Geek Out: “Batwoman” and “Batgirl” get gayer this month

June was a queer ol’ month for DC’s big two lady-led Bat-family titles: Batwoman #32 introduced a new recurring lesbian character in the form of Kate Kane’s former West Point girlfriend Sophie; and in Batgirl #32, Barbara Gordon’s bisexual, transgender roommate, Alysia Yeoh, got some lady-lovin’ action.


Let’s kick it off with Batwoman because the last time we talked about her, I was feeling pretty perpetually disappointed with direction the new creative team was taking the title. What I’ve decided is, I have to think of this new — less mature, less nuanced, less layered — version of Batwoman as a new book, instead of a continuation of Greg Rucka and J.H. Williams III‘s gold medal work. I like plenty of comic books aimed at teen readers. She-Hulk, for example, is one of my favorite series right now. And Spider-Man Loves Mary Jane was a big love of mine.
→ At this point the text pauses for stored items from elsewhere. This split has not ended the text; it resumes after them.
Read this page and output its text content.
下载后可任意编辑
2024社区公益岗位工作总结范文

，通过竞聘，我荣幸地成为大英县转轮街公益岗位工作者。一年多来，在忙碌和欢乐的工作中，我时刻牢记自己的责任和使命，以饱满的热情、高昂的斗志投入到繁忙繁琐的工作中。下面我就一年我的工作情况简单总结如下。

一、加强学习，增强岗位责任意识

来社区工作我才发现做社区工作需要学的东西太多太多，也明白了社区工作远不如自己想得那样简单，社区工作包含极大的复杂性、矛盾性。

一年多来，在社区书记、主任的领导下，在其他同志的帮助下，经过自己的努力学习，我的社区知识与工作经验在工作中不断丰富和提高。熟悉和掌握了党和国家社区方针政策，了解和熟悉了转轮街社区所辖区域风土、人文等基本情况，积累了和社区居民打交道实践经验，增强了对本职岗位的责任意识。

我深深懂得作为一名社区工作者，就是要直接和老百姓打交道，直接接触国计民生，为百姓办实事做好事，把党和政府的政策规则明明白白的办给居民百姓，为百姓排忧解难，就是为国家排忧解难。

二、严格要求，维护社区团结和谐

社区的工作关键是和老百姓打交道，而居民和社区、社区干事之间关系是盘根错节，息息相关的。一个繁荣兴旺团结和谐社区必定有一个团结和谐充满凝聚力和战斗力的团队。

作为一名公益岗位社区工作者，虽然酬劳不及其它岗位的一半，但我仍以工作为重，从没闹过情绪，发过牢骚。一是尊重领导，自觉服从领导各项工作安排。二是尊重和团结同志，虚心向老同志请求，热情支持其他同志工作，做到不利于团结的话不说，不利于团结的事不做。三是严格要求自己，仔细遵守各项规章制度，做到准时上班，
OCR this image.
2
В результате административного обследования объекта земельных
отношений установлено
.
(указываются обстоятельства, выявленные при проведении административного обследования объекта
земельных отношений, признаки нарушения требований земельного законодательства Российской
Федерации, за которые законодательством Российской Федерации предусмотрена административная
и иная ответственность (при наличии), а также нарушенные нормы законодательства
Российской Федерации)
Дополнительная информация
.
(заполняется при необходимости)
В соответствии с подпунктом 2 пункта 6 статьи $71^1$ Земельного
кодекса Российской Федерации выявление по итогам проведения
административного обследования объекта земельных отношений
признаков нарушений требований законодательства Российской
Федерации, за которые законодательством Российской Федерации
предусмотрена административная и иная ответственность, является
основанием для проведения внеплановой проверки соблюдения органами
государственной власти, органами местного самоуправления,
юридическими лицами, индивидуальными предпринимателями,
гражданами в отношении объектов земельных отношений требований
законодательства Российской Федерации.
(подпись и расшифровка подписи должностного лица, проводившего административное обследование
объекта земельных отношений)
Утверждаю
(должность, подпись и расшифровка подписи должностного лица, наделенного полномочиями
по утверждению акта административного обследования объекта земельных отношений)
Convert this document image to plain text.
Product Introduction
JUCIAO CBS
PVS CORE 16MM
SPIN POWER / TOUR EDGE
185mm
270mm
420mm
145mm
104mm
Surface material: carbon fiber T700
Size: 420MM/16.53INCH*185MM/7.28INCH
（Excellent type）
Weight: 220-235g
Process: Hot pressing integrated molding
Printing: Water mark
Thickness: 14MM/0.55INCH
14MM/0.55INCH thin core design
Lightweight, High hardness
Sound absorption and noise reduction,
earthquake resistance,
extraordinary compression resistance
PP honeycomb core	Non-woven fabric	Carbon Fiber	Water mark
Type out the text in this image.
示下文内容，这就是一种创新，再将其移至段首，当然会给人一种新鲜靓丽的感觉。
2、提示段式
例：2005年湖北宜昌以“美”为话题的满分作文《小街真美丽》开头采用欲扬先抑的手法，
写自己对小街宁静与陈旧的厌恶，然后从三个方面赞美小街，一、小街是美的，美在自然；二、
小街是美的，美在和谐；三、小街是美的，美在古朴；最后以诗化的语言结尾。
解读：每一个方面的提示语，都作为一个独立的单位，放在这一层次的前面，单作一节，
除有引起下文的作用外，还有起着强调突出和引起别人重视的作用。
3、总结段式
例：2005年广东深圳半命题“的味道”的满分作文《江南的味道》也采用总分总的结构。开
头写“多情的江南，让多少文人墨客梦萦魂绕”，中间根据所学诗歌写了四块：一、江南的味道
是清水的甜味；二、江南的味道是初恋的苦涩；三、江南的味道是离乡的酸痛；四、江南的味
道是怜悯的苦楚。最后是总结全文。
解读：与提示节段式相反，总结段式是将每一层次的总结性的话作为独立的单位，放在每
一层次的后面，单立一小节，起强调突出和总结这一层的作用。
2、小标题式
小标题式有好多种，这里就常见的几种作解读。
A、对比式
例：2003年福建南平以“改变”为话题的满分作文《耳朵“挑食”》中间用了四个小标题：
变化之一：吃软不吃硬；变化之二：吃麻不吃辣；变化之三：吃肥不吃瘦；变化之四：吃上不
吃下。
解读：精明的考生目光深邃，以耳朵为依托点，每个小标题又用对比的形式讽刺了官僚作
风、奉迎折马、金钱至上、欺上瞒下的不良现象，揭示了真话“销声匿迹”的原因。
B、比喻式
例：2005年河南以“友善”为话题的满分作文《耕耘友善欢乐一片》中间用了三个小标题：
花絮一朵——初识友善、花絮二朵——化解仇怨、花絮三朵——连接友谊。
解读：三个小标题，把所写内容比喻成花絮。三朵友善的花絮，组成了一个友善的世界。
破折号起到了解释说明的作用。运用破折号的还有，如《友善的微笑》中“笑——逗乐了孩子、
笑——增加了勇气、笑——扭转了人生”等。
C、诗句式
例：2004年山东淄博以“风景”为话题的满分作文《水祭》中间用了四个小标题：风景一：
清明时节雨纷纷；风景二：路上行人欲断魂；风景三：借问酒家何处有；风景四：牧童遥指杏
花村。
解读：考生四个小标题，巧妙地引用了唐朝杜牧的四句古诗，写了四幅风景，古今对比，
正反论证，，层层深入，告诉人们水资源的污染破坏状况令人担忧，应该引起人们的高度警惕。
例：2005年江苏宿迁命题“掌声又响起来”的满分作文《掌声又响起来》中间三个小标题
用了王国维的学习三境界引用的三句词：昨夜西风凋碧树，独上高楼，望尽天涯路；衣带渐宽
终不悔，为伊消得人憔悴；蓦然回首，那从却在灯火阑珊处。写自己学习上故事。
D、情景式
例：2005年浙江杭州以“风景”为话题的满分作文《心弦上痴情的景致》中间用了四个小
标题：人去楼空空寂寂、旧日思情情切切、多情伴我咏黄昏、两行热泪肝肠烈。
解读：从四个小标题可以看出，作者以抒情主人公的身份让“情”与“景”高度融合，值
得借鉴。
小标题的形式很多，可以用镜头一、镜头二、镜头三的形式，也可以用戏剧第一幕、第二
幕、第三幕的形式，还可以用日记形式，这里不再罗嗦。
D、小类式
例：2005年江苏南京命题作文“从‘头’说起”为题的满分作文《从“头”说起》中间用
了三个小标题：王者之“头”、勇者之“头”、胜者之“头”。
So when I realign my expectations, I’m finding that I enjoy the Marc Andreyko‘s work much more.

batwoman-32-bAll photos courtesy of DC Comics

Batwoman #32 is actually a really good jumping-on point for new readers. Andreyko & Co.’s first full arc concluded last month, so we’re kicking off with a brand new villain and a brand new phase of Kate Kane’s personal life. The new villain is a gold-digging, husband-killing vampire named Nocturnal. The new personal life is … more complicated. (Hashtag lesbians, amirite?)

Maggie is out of town dealing with her ex-husband who wants sole custody of their daughter, something that’s putting a big strain on her relationship with Kate. Maggie doesn’t want Kate to be with her during the trial, which of course makes Kate feel like there’s something wrong with her, and Maggie doesn’t have the time (or desire?) to process her situation with her fiance. She checks in, briefly, and leaves Kate feeling left out. Things get even more weird for Kate when her ex-girlfriend from West Point shows up in Gotham (in her full uniform!) for a job at the Gotham Military Academy.


We don’t know Sophie, but we can tell by the way Bette says, “Oh. That Sophie” that there’s a whole lot of history there. Probably of the Don’t Ask, Don’t Tell variety. Kate is so thrown that she actually goes to her therapist without an appointment so he can exposit to us that she’s probably feeling unsettled about seeing an ex-girlfriend with whom she doesn’t have any closure, and also a little rageful that said ex-girlfriend stayed closeted and in the army and now has a life Kate could have had if she hadn’t come out as a lesbian.

Kate’s not much of a talker (and Andreyko’s never been accused of using his words too much), so Kate works out her frustration by donning the cape and cowl and heading out into the night to bust some heads.

The setup doesn’t feel completely organic, but it does pose a very timely, gay-specific internal dilemma for Kate to face down. It’s the first time I’ve been excited to see what happens in the next issue in a long time!


I confess there was a moment in this month’s Batgirl when I thought she was going to come out as bisexual, but it turns out she just had a really, really intense emotional relationship with her college roommate. I actually can’t say much more than that without spoiling the issue/the entire series arc, so let’s just leave it as “friends.” What I really want to talk about is that Alysia Yeoh finally got her some this month.

Back in Issue #19, Barbara Gordon’s roommate came out as a bisexual transgender woman. At that time, writer/goddess Gail Simone told Wired magazine: “[Diversity] is the issue for superhero comics. Look, we have a problem most media don’t have, which is that almost all the tentpoles we build our industry upon were created over a half century ago… at a time where the characters were almost without exception white, cisgendered, straight, on and on. It’s fine — it’s great that people love those characters. But if we only build around them, then we look like an episode of The Andy Griffith Show for all eternity.” But she also said Alysia wasn’t going to be a PSA, and she stuck by that.


Supporting characters are included in stories to support the narratives and flesh out the personalities of the main characters, so I never expected to see Alysia’s love life. (And modern media does a crap job with giving trans* characters love interests anyway, so that was probably also a factor in my feelings.) So it caught me so off-guard that I laughed out loud when Barbara returned home to her and Alysia’s apartment to find her roommate in the throes of passion with another woman. It happens off-panel and Babs’ reaction is priceless. She’s sits on the stoop with her head in her hands and tries to melt into the ground when Alysia’s girlfriend runs out of the house half-clothed. Akysia appears in the doorway and unabashedly says her name’s Jo, and they’re dating.

The fact that it’s kind of a throwaway moment played for laughs because Barbara is having a no good, very bad month makes it even more revolutionary. We’re not laughing because Alysia is a bisexual transgender woman having sex; we’re laughing because Barbara walked in on her roommate having sex. And it’s no big deal. No to Barbara and not to us. It’s just a normal thing that happens to normal roommates.

Did I mention Alysia is also a woman of color? ‘Cause she is!

How’s your comics reading going? Did you pick up Batgirl or Batwoman this month?